El horror se había instalado en las sillas de enea de la vieja galería. Siempre acudían a la misma hora. Y cada vez eran más. A medida que se acercaba la hora de la merienda, Adelina, se sentía peor. La señora, sin embargo, corta de vista como estaba y con lagunas de memoria, no solo no parecía notar nada extraño, sino que preguntaba continuamente, como una niña ansiosa, si habían llegado ya.

-Ayer vinieron tres. ¡Cómo me alegro de que se anime a venir la gente, Adelina! -Decía la anciana- Figúrese que el señor de las cinco y media me recordaba al coronel de tal forma que casi lo llego a tutear.
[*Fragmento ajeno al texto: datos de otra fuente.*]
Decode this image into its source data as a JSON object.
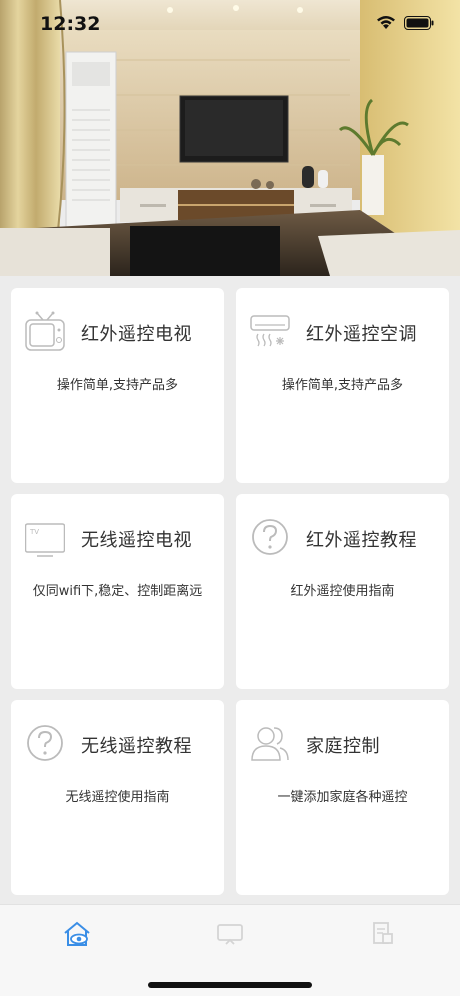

Y la niña de las seis ¿qué me dice? con esa risita tímida me hacía pensar en mi pequeña Rosalía. Lástima que no pueda ver sus rostros… Dígame ¿Se le parece algo? ¿Se ha fijado en su pelo? Mi niña lo tenía largo y ondulado como una serpentina, puede usted verlo en el retrato.
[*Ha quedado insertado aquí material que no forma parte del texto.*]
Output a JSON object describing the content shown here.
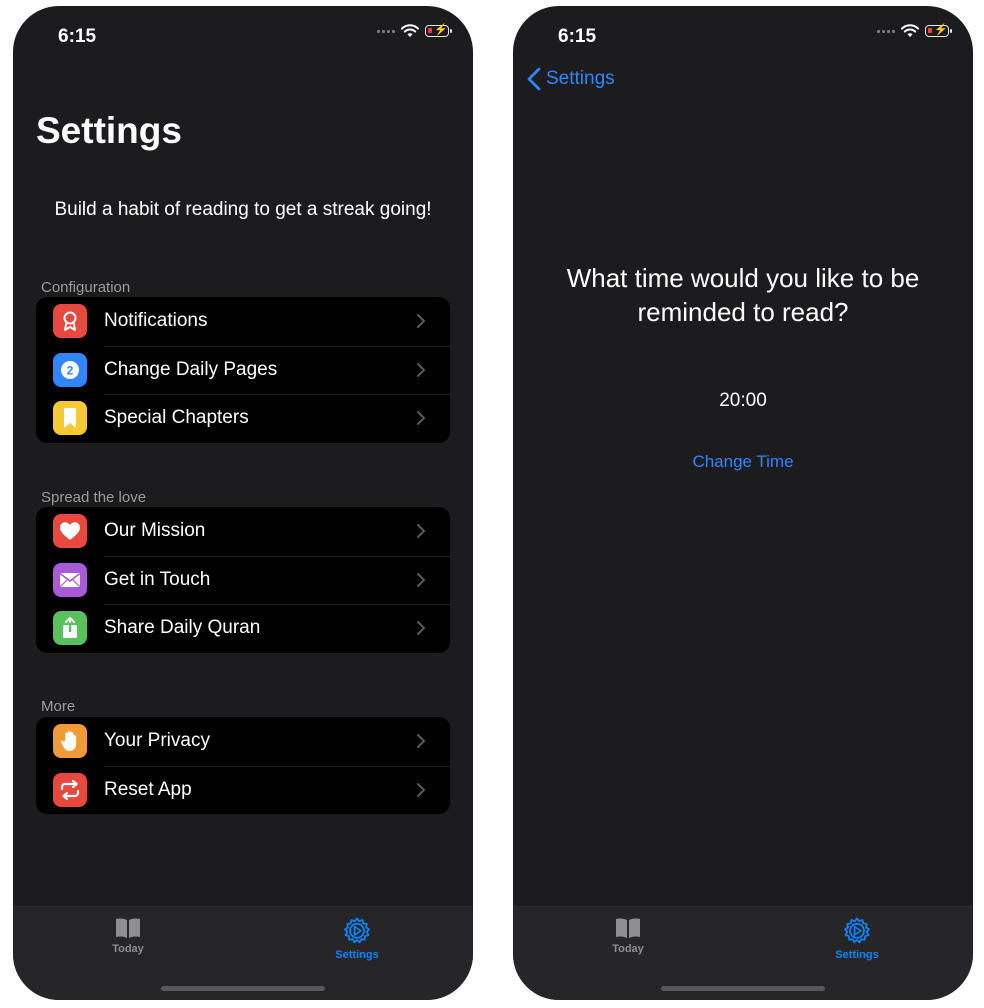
{
  "left_screen": {
    "status_time": "6:15",
    "title": "Settings",
    "subtitle": "Build a habit of reading to get a streak going!",
    "sections": [
      {
        "header": "Configuration",
        "items": [
          {
            "label": "Notifications",
            "icon": "ribbon-icon",
            "color": "#e8483e"
          },
          {
            "label": "Change Daily Pages",
            "icon": "number-two-icon",
            "color": "#2f86ff"
          },
          {
            "label": "Special Chapters",
            "icon": "bookmark-icon",
            "color": "#f4c935"
          }
        ]
      },
      {
        "header": "Spread the love",
        "items": [
          {
            "label": "Our Mission",
            "icon": "heart-icon",
            "color": "#e8483e"
          },
          {
            "label": "Get in Touch",
            "icon": "envelope-icon",
            "color": "#a95ad6"
          },
          {
            "label": "Share Daily Quran",
            "icon": "share-icon",
            "color": "#5ac05d"
          }
        ]
      },
      {
        "header": "More",
        "items": [
          {
            "label": "Your Privacy",
            "icon": "hand-icon",
            "color": "#f19a38"
          },
          {
            "label": "Reset App",
            "icon": "repeat-icon",
            "color": "#e8483e"
          }
        ]
      }
    ],
    "badge_number": "2",
    "tabs": [
      {
        "label": "Today",
        "icon": "book-icon",
        "active": false
      },
      {
        "label": "Settings",
        "icon": "gear-icon",
        "active": true
      }
    ]
  },
  "right_screen": {
    "status_time": "6:15",
    "back_label": "Settings",
    "question": "What time would you like to be reminded to read?",
    "time_value": "20:00",
    "change_time_label": "Change Time",
    "tabs": [
      {
        "label": "Today",
        "icon": "book-icon",
        "active": false
      },
      {
        "label": "Settings",
        "icon": "gear-icon",
        "active": true
      }
    ]
  },
  "colors": {
    "background": "#1c1c1e",
    "accent": "#2f86ff",
    "tabbar": "#262628",
    "battery_low": "#ff3b30"
  }
}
Adelina, tragaba saliva con esfuerzo mientras echaba un ojo a los retratos de la Galería y veía como el retrato de Rosalía iba quedándose sin rostro como los demás. De hecho, del traje del coronel con sus galones ya solo acertaban a verse los zapatos. Lo mismo pasaba con el abuelo ilustre, del que sólo quedaba el bastón como olvidado en la butaca. Pero lo que más miedo le daba a Adelina era el retrato de la propia señora, que cada vez parecía envejecer más, al tiempo que la carne de sus pómulos parecía más y más traslúcida cuando le daba el sol.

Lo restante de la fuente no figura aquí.